J'avais eu ce papier après la mort de mes parents. Institut Xavier. Je me demandais pourquoi on me l'avait donné. Alors j'ai tenté ma chance. Après tout, je n'avais rien d'autre à faire. Je suis donc allé voir ce qu'était cet établissement. Et j'ai été assez surpris. Surpris de trouver des gens comme moi. Des personnes spéciales. Qui parfois avaient vécues des choses pire que moi. Je suis resté quelques jours. Et j'ai fini par m'installer définitivement. Je me suis rendu compte que je pouvais apporter mon aide. À des jeunes et des moins jeunes. Mais aussi apprendre. En savoir plus sur ma capacité. Plutôt que d'éviter de penser à elle. Je commençais à me sentir bien. Vraiment. Et les choses sont devenues encore meilleures.
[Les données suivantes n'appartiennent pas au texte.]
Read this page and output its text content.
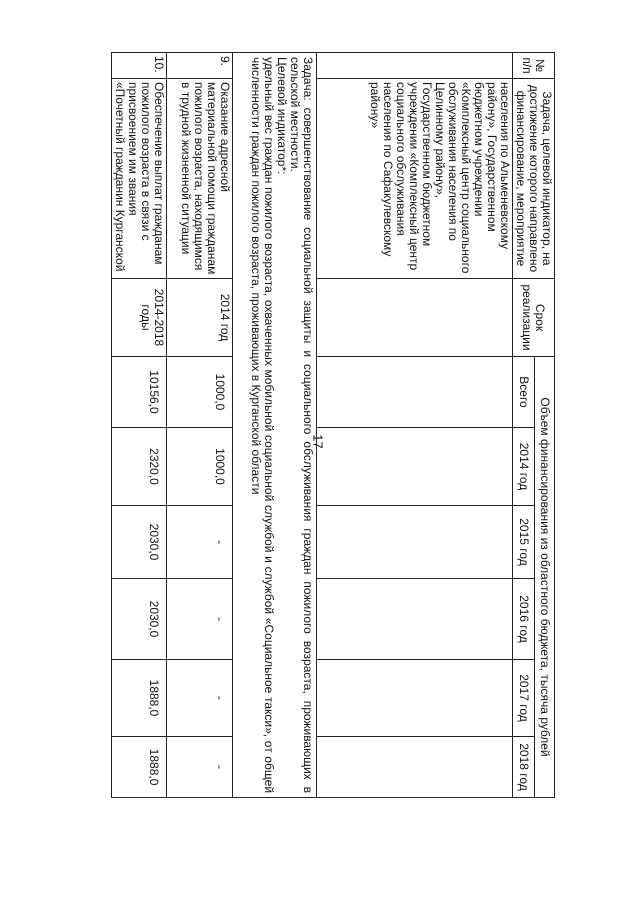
17
№ п/п	Задача, целевой индикатор, на достижение которого направлено финансирование, мероприятие	Срок реализации	Объем финансирования из областного бюджета, тысяча рублей					
			Всего	2014 год	2015 год	2016 год	2017 год	2018 год
	населения по Альменевскому району», Государственном бюджетном учреждении «Комплексный центр социального обслуживания населения по Целинному району», Государственном бюджетном учреждении «Комплексный центр социального обслуживания населения по Сафакулевскому району»							

Задача: совершенствование социальной защиты и социального обслуживания граждан пожилого возраста, проживающих в сельской местности.

Целевой индикатор*:

удельный вес граждан пожилого возраста, охваченных мобильной социальной службой и службой «Социальное такси», от общей численности граждан пожилого возраста, проживающих в Курганской области								

9.	Оказание адресной материальной помощи гражданам пожилого возраста, находящимся в трудной жизненной ситуации	2014 год	1000,0	1000,0	-	-	-	-
10.	Обеспечение выплат гражданам пожилого возраста в связи с присвоением им звания «Почетный гражданин Курганской	2014-2018 годы	10156,0	2320,0	2030,0	2030,0	1888,0	1888,0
J'ai commencé à en apprendre plus sur mon pouvoir. Le mot " mutant " a finalement pris son sens pour moi. Enfin... Un peu plus que pendant ma mission au Moyen-Orient, je veux dire. C'était certes là-bas que j'ai fait le lien entre les mots de mes parents et ce que j'étais, ce que je suis, seulement, ce n'est qu'à partir du moment où j'ai fait la connaissance d'autres personnes dans mon cas, tout en développant mes dons, que j'ai pris toute la mesure de ce que ma nature impliquait. Est-ce que j'avais peur ? Oh que oui ! Les représailles des autres. La violence face à l'inconnu. Je ne la connais que trop bien. La preuve avec ce que mon père avait fait à ma mère. Était-ce pour me protéger ? Ou bien pour que je sois le suivant sur sa liste ? Je ne suis jamais allé lui rendre visite en prison pour le lui demander. Je crois qu'au fond, je n'ai simplement pas envie de savoir. En tout cas, maintenant je suis surveillant à l'Institut. C'est un petit travail qui me permet de donner un coup de main. Tout en rentabilisant mes insomnies quand je fais des gardes de nuit. Du reste, je me fais plutôt discret même si je m'entends généralement bien avec le personnel et les étudiants. Malgré tout je continue de garder des choses derrière mon sourire. Des choses... Personnelles. Ce qui est public, par contre, c'est tout le reste ! Sauf peut-être une chose. La peur. La peur que j'ai de perdre mon travail. De perdre le contrôle. De tout perdre. Encore.